Dr. Michael Pritchard, philosophy, honored for 30 years at Ethics Center
Olga Bonfiglio
College of Arts and Sciences staff writer
In August 1985, nineteen faculty from the Colleges of Arts and Sciences, Business, Engineering, General Studies and Health and Human Services met to discuss their common interests in studying and teaching ethics. At the time, this was an unusual endeavor since faculty from different disciplines had only occasionally talked with each other about their interests in ethics. Nevertheless, after three days of sharing ideas in a more organized and formal way, the group agreed to form the Center for the Study of Ethics in Society.
Dr. Michael Pritchard, philosophy, helped kick off this “brave new world” and after 30 years at the helm of the Center and 48 years at WMU, he is retiring this June—but not without the recognition he deserves for his years of service, leadership, innovation and imagination.
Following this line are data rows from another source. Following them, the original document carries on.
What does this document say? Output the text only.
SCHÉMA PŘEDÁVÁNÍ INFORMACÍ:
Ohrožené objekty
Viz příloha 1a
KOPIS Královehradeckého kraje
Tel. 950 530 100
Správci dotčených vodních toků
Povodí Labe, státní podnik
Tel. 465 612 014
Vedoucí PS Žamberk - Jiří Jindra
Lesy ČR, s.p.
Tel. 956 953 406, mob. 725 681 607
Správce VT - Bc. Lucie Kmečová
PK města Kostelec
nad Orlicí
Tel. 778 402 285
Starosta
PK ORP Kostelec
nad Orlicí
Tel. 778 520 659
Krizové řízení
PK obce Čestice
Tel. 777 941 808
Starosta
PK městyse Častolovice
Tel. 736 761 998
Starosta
He spoke on “The Course of a Career” at the Center’s bioethics conference held at the Fetzer Center on March 17-18.
“Mike has won friends for ethics all over the world by being a gifted philosopher who happens to think that ethics is not just for philosophers,” said Dr. Sandra Borden, professor of communication and Center co-director.
The seeds of the Center were planted casually and often by chance. It started in the 1970s when Pritchard and Dr. Jim Jaksa, communication, began talking between shots on the tennis courts about Sissela Bok's book, Lying: Deception in Public and Private Life (Vintage Books, 1978). The two men decided to teach a course together on lying and deception for their communication and philosophy students. Eventually, they wrote a book together titled Ethics in Communication: Methods of Analysis (Wadsworth, 1st ed. 1988, 2nd ed. 1994).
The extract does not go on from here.